In Brooklyn, printmaker Lotta Jansdotter indulges in the quirks of nature
Based in a bright and airy studio in the Gowanus section of Brooklyn, Lotta Jansdotter's Scandinavian print empire includes hundreds of different products such as stationery, dresses, ceramics, and now Glimma, a new fabric line with Windham.
Not many people would list “professional doodler” on their résumé, but Lotta Jansdotter embraces the role. Based in a bright and airy studio in the Gowanus section of Brooklyn, Jansdotter’s Scandinavian print empire includes hundreds of different products such as stationery, dresses, ceramics, and now Glimma, a new fabric line with Windham. Her largely nature-inspired prints are also featured on a line of tabletop accessories made exclusively for Fish’s Eddy, the New York kitchenware company. Later this year, her designs will be showcased on Lenox china, putting a whimsical spin on traditional table settings.
Originally from a small island in the middle of the Baltic Sea, Jansdotter emigrated to the States in her early twenties to attend art school in San Francisco. Seven years ago, she moved to Gowanus, a gritty, industrial area that has become popular with artists and writers. To inject a bit of her Swedish heritage and personality into each piece, Jansdotter keeps a binder of her work that serves as a personal design library. Some pieces are a decade old and date back to the launch of her brand, while others are newly added by the week. “Sometimes I’ll pick a design I created years ago but never got the chance to use,” she says. “I look at it like I’m telling my life story on everything I create.”

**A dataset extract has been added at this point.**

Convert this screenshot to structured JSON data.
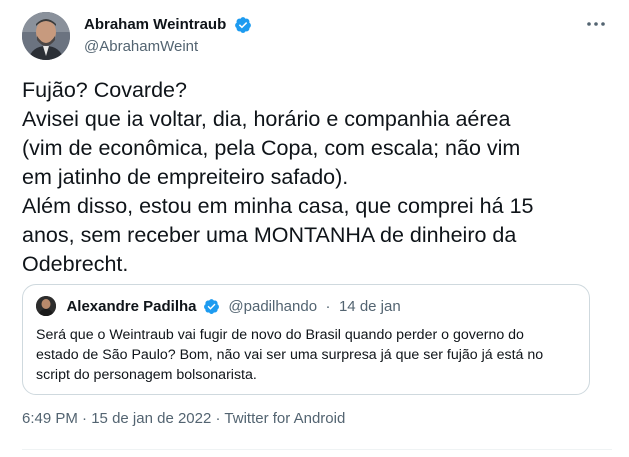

When she designed her line for Fish’s Eddy, Jansdotter began by cutting and pasting pieces of paper to mimic three-dimensional cups, saucers, bowls, and plates. (If she can’t envision how a pattern will wrap around a glass or lie on a piece of fabric, she won’t use it.) That, she says, is the most technical part of the job. Once she’s satisfied with this preliminary work, she starts thinking about color—her favorite part of the process.

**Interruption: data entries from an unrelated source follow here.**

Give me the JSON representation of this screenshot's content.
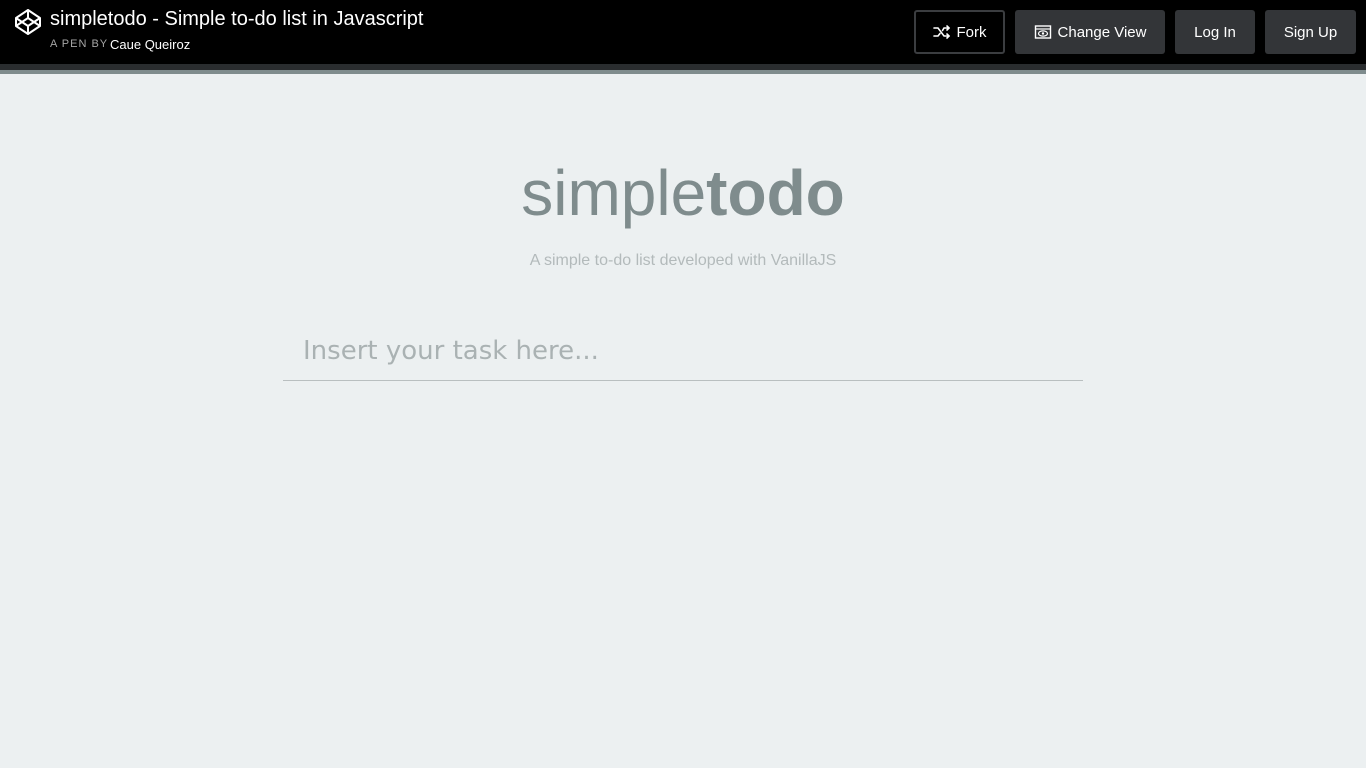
{
  "header": {
    "title": "simpletodo - Simple to-do list in Javascript",
    "byline_prefix": "A PEN BY",
    "author": "Caue Queiroz",
    "buttons": {
      "fork": "Fork",
      "change_view": "Change View",
      "log_in": "Log In",
      "sign_up": "Sign Up"
    },
    "icons": {
      "logo": "codepen-logo-icon",
      "fork": "fork-icon",
      "change_view": "eye-window-icon"
    }
  },
  "app": {
    "title_light": "simple",
    "title_bold": "todo",
    "subtitle": "A simple to-do list developed with VanillaJS",
    "input": {
      "value": "",
      "placeholder": "Insert your task here..."
    },
    "tasks": []
  },
  "colors": {
    "header_bg": "#000000",
    "page_bg": "#ecf0f1",
    "title": "#7f8c8d",
    "subtitle": "#b3babb",
    "button_bg": "#333538"
  }
}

“I generally like to work in one palette,” she says, referring to her collaboration with Fish’s Eddy, which includes mugs, juice glasses, small plates, and other accessories. “The patterns and colors are busy, but it still feels unified. I love being able to mix and match pieces.” Although her output is considerable, she admits that her process remains somewhat intuitive. “Everything I do is spontaneous. It’s very hands-on and basic, and if a design comes out wonky or imperfect, I leave it as is. Those pieces always turn out to be my favorites, anyway.”